Accompanying this has been a distinctive form of right-wing politics. While at times Murdoch has lent the support of his newspapers to centre-left parties such as New Labour, this has always been dependent on concessions, and his media empire has consistently pushed political positions such as hostility to trade unions, jingoism, hawkish foreign policies, climate change denial, and various conservative social values. Indeed, in recent decades many of Murdoch’s newspapers and television channels have played a key role in the emergence of what has been termed a “culture war”, even including highbrow newspapers such as The Times.
The Rise of the Murdoch Dynasty is a great overview of how the world’s most powerful media mogul has amassed and wielded power, and given recent events it is vital viewing.
Aaron Ackerley is a historian of Modern British and imperial history, focusing on politics, the media, and popular culture. He is also the assistant editor of this blog. You can find him on Twitter @AaronAckerley
 Episode 1 is due to be taken down on Saturday 15th August, so best hurry. Edit: This has now thankfully been extended, so you have plenty of time to catch it!
 This is a popular image that Murdoch himself is well aware of and has at times been willing to play up to. After first being depicted in the Simpsons –at the time owned by his 20th Century Fox production company – bedecked in a prison jumpsuit as an inmate as Springwood Minimum Security Prison, he later provided his voice for another appearance where he introduced himself as “the billionaire tyrant” – a line he apparently came up with himself.
 This has a precedent with previous media moguls; while the press barons Northcliffe and Beaverbrook donated their personal papers to archives, Rothermere ordered his own to be destroyed after he died and one of the papers he controlled, the Daily Mail, continues to deny public access to its internal archives, unlike most other surviving newspapers.

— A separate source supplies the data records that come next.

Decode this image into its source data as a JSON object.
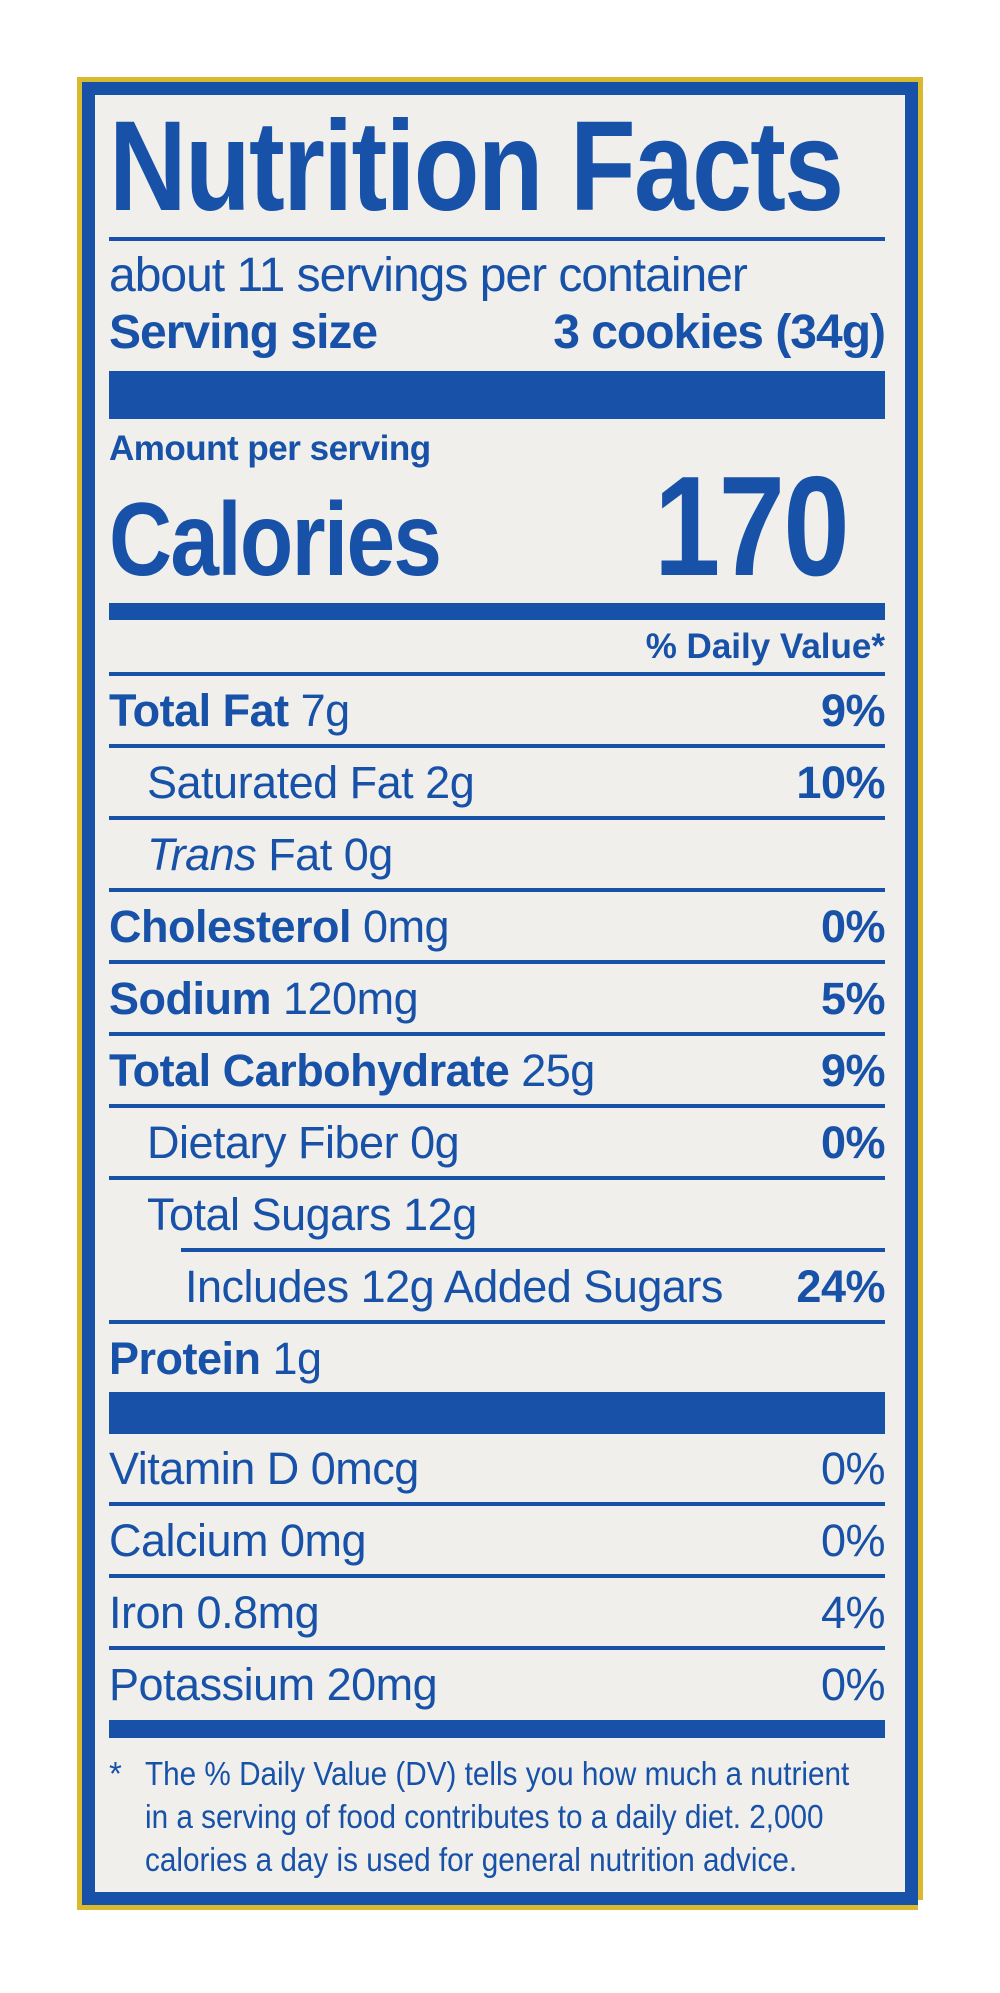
{
  "colors": {
    "blue": "#1751a8",
    "gold": "#d9ba2f",
    "panel": "#f0efeb"
  },
  "header": {
    "title": "Nutrition Facts",
    "servings_per_container": "about 11 servings per container",
    "serving_size_label": "Serving size",
    "serving_size_value": "3 cookies (34g)"
  },
  "calories": {
    "amount_per_serving": "Amount per serving",
    "label": "Calories",
    "value": "170"
  },
  "daily_value_header": "% Daily Value*",
  "nutrients": [
    {
      "bold": "Total Fat",
      "text": " 7g",
      "pct": "9%"
    },
    {
      "text": "Saturated Fat 2g",
      "pct": "10%"
    },
    {
      "italic": "Trans",
      "text": " Fat 0g",
      "pct": ""
    },
    {
      "bold": "Cholesterol",
      "text": " 0mg",
      "pct": "0%"
    },
    {
      "bold": "Sodium",
      "text": " 120mg",
      "pct": "5%"
    },
    {
      "bold": "Total Carbohydrate",
      "text": " 25g",
      "pct": "9%"
    },
    {
      "text": "Dietary Fiber 0g",
      "pct": "0%"
    },
    {
      "text": "Total Sugars 12g",
      "pct": ""
    },
    {
      "text": "Includes 12g Added Sugars",
      "pct": "24%"
    },
    {
      "bold": "Protein",
      "text": " 1g",
      "pct": ""
    }
  ],
  "micronutrients": [
    {
      "text": "Vitamin D 0mcg",
      "pct": "0%"
    },
    {
      "text": "Calcium 0mg",
      "pct": "0%"
    },
    {
      "text": "Iron 0.8mg",
      "pct": "4%"
    },
    {
      "text": "Potassium 20mg",
      "pct": "0%"
    }
  ],
  "footnote": {
    "star": "*",
    "line1": "The % Daily Value (DV) tells you how much a nutrient",
    "line2": "in a serving of food contributes to a daily diet. 2,000",
    "line3": "calories a day is used for general nutrition advice."
  }
}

 Though this is variable. There are some eye-opening accounts of the illegal practices that were carried out at the Sun and the News of the World, including “darks arts” such as phone hacking, blagging and the bribing of police. Conversely, former News Corp executive Les Hinton’s contribution was largely a hagiography of Murdoch. In keeping with the expected pattern, the Murdoch family declined to contribute.
 This includes the covering up of sexual harassment at Fox News, and the macho bullying that occurred at the Sun, especially under the editorship of Kelvin MacKenzie.

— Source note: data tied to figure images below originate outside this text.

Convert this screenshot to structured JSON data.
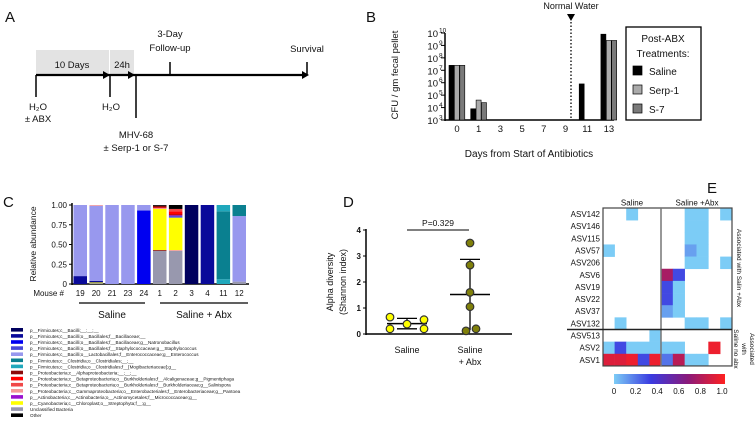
{
  "panels": {
    "a": "A",
    "b": "B",
    "c": "C",
    "d": "D",
    "e": "E"
  },
  "timeline": {
    "box1": "10 Days",
    "box2": "24h",
    "start_label1": "H₂O",
    "start_label2": "± ABX",
    "mid_label": "H₂O",
    "infect_label1": "MHV-68",
    "infect_label2": "± Serp-1 or S-7",
    "followup1": "3-Day",
    "followup2": "Follow-up",
    "end_label": "Survival"
  },
  "chart_data": [
    {
      "id": "B",
      "type": "bar",
      "title": "",
      "xlabel": "Days from Start of Antibiotics",
      "ylabel": "CFU / gm fecal pellet",
      "yscale": "log",
      "ylim": [
        1000,
        10000000000
      ],
      "y_tick_base": "10",
      "y_tick_exponents": [
        "3",
        "4",
        "5",
        "6",
        "7",
        "8",
        "9",
        "10"
      ],
      "categories": [
        "0",
        "1",
        "3",
        "5",
        "7",
        "9",
        "11",
        "13"
      ],
      "annotation": "Normal Water",
      "annotation_between": [
        "9",
        "11"
      ],
      "legend_title": [
        "Post-ABX",
        "Treatments:"
      ],
      "legend_position": "right",
      "series": [
        {
          "name": "Saline",
          "color": "#000000",
          "values": [
            25000000,
            8000,
            null,
            null,
            null,
            null,
            800000,
            8000000000
          ]
        },
        {
          "name": "Serp-1",
          "color": "#aaaaaa",
          "values": [
            25000000,
            40000,
            null,
            null,
            null,
            null,
            null,
            2500000000
          ]
        },
        {
          "name": "S-7",
          "color": "#7a7a7a",
          "values": [
            25000000,
            25000,
            null,
            null,
            null,
            null,
            null,
            2500000000
          ]
        }
      ]
    },
    {
      "id": "C",
      "type": "bar",
      "stacked": true,
      "ylabel": "Relative abundance",
      "ylim": [
        0,
        1
      ],
      "y_ticks": [
        "0",
        "0.25",
        "0.50",
        "0.75",
        "1.00"
      ],
      "x_prefix": "Mouse #",
      "categories": [
        "19",
        "20",
        "21",
        "23",
        "24",
        "1",
        "2",
        "3",
        "4",
        "11",
        "12"
      ],
      "groups": [
        {
          "name": "Saline",
          "members": 5
        },
        {
          "name": "Saline + Abx",
          "members": 6
        }
      ],
      "taxa": [
        {
          "name": "p__Firmicutes;c__Bacilli;__;__;__",
          "color": "#00005e"
        },
        {
          "name": "p__Firmicutes;c__Bacilli;o__Bacillales;f__Bacillaceae;__",
          "color": "#0a0a9a"
        },
        {
          "name": "p__Firmicutes;c__Bacilli;o__Bacillales;f__Bacillaceae;g__Natronobacillus",
          "color": "#0000f0"
        },
        {
          "name": "p__Firmicutes;c__Bacilli;o__Bacillales;f__Staphylococcaceae;g__Staphylococcus",
          "color": "#4a4ad8"
        },
        {
          "name": "p__Firmicutes;c__Bacilli;o__Lactobacillales;f__Enterococcaceae;g__Enterococcus",
          "color": "#9898ee"
        },
        {
          "name": "p__Firmicutes;c__Clostridia;o__Clostridiales;__;__",
          "color": "#0a8090"
        },
        {
          "name": "p__Firmicutes;c__Clostridia;o__Clostridiales;f__[Mogibacteriaceae];g__",
          "color": "#20a8bc"
        },
        {
          "name": "p__Proteobacteria;c__Alphaproteobacteria;__;__;__",
          "color": "#8b0a0a"
        },
        {
          "name": "p__Proteobacteria;c__Betaproteobacteria;o__Burkholderiales;f__Alcaligenaceae;g__Pigmentiphaga",
          "color": "#ff0000"
        },
        {
          "name": "p__Proteobacteria;c__Betaproteobacteria;o__Burkholderiales;f__Burkholderiaceae;g__Salinispora",
          "color": "#f04848"
        },
        {
          "name": "p__Proteobacteria;c__Gammaproteobacteria;o__Enterobacteriales;f__Enterobacteriaceae;g__Pantoea",
          "color": "#f59898"
        },
        {
          "name": "p__Actinobacteria;c__Actinobacteria;o__Actinomycetales;f__Micrococcaceae;g__",
          "color": "#9a10d0"
        },
        {
          "name": "p__Cyanobacteria;c__Chloroplast;o__Streptophyta;f__;g__",
          "color": "#ffff00"
        },
        {
          "name": "Unclassified Bacteria",
          "color": "#9898ae"
        },
        {
          "name": "Other",
          "color": "#000000"
        }
      ],
      "stacks": [
        [
          [
            1,
            0.1
          ],
          [
            4,
            0.9
          ]
        ],
        [
          [
            13,
            0.01
          ],
          [
            12,
            0.01
          ],
          [
            1,
            0.02
          ],
          [
            4,
            0.95
          ],
          [
            10,
            0.01
          ]
        ],
        [
          [
            4,
            1.0
          ]
        ],
        [
          [
            4,
            1.0
          ]
        ],
        [
          [
            2,
            0.93
          ],
          [
            4,
            0.07
          ]
        ],
        [
          [
            13,
            0.42
          ],
          [
            7,
            0.01
          ],
          [
            12,
            0.52
          ],
          [
            10,
            0.01
          ],
          [
            8,
            0.01
          ],
          [
            7,
            0.02
          ],
          [
            14,
            0.01
          ]
        ],
        [
          [
            13,
            0.42
          ],
          [
            10,
            0.01
          ],
          [
            12,
            0.41
          ],
          [
            3,
            0.02
          ],
          [
            11,
            0.01
          ],
          [
            7,
            0.01
          ],
          [
            8,
            0.04
          ],
          [
            9,
            0.03
          ],
          [
            14,
            0.05
          ]
        ],
        [
          [
            0,
            1.0
          ]
        ],
        [
          [
            1,
            1.0
          ]
        ],
        [
          [
            6,
            0.06
          ],
          [
            5,
            0.86
          ],
          [
            6,
            0.08
          ]
        ],
        [
          [
            13,
            0.03
          ],
          [
            4,
            0.83
          ],
          [
            5,
            0.14
          ]
        ]
      ]
    },
    {
      "id": "D",
      "type": "scatter",
      "ylabel": [
        "Alpha diversity",
        "(Shannon index)"
      ],
      "ylim": [
        0,
        4
      ],
      "y_ticks": [
        "0",
        "1",
        "2",
        "3",
        "4"
      ],
      "categories": [
        [
          "Saline"
        ],
        [
          "Saline",
          "+ Abx"
        ]
      ],
      "annotation": "P=0.329",
      "series": [
        {
          "name": "Saline",
          "color": "#ffff00",
          "values": [
            0.65,
            0.2,
            0.38,
            0.55,
            0.2
          ],
          "mean": 0.4,
          "sd_low": 0.2,
          "sd_high": 0.6
        },
        {
          "name": "Saline + Abx",
          "color": "#80800a",
          "values": [
            3.5,
            2.65,
            1.6,
            1.05,
            0.12,
            0.2
          ],
          "mean": 1.52,
          "sd_low": 0.15,
          "sd_high": 2.87
        }
      ]
    },
    {
      "id": "E",
      "type": "heatmap",
      "column_groups": [
        {
          "name": "Saline",
          "members": 5
        },
        {
          "name": "Saline +Abx",
          "members": 6
        }
      ],
      "rows": [
        "ASV142",
        "ASV146",
        "ASV115",
        "ASV57",
        "ASV206",
        "ASV6",
        "ASV19",
        "ASV22",
        "ASV37",
        "ASV132",
        "ASV513",
        "ASV2",
        "ASV1"
      ],
      "row_groups": [
        {
          "name": [
            "Associated with Salin +Abx"
          ],
          "members": 10
        },
        {
          "name": [
            "Associated",
            "with",
            "Saline no abx"
          ],
          "members": 3
        }
      ],
      "values": [
        [
          null,
          null,
          0,
          null,
          null,
          null,
          null,
          0,
          0,
          null,
          0
        ],
        [
          null,
          null,
          null,
          null,
          null,
          null,
          null,
          0,
          0,
          null,
          null
        ],
        [
          null,
          null,
          null,
          null,
          null,
          null,
          null,
          0,
          0,
          null,
          null
        ],
        [
          0,
          null,
          null,
          null,
          null,
          null,
          null,
          0.1,
          0,
          null,
          null
        ],
        [
          null,
          null,
          null,
          null,
          null,
          null,
          null,
          0,
          0,
          null,
          0
        ],
        [
          null,
          null,
          null,
          null,
          null,
          0.75,
          0.3,
          null,
          null,
          null,
          null
        ],
        [
          null,
          null,
          null,
          null,
          null,
          0.3,
          0,
          null,
          null,
          null,
          null
        ],
        [
          null,
          null,
          null,
          null,
          null,
          0.3,
          0,
          null,
          null,
          null,
          null
        ],
        [
          null,
          null,
          null,
          null,
          null,
          0.1,
          0,
          null,
          null,
          null,
          null
        ],
        [
          null,
          0,
          null,
          null,
          null,
          null,
          null,
          0,
          0,
          null,
          0
        ],
        [
          null,
          null,
          null,
          null,
          0,
          null,
          null,
          null,
          null,
          null,
          null
        ],
        [
          0,
          0.3,
          0,
          0,
          0,
          0,
          0,
          null,
          null,
          0.95,
          null
        ],
        [
          0.9,
          0.9,
          0.95,
          0.3,
          0.95,
          0.2,
          0.8,
          0,
          0,
          null,
          null
        ]
      ],
      "colorbar_ticks": [
        "0",
        "0.2",
        "0.4",
        "0.6",
        "0.8",
        "1.0"
      ],
      "colorscale": [
        "#7cccf6",
        "#3a3ae0",
        "#8a1a7a",
        "#ff2020"
      ]
    }
  ]
}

 The packaging of this political viewpoint has been overseen by a number of key subordinates, such as the Sun editors Larry Lamb and Kelvin MacKenzie and the Fox News chairman Roger Ailes. Lachlan Murdoch has recently displaced James to become the de facto heir to the Murdoch empire, and his political views seem even more right-wing than his father’s.
 For how this played out at the Sun, see: P. Chippindale, C. Horrie, Stick It Up Your Punter!: The Uncut Story of the Sun Newspaper (London, 1999).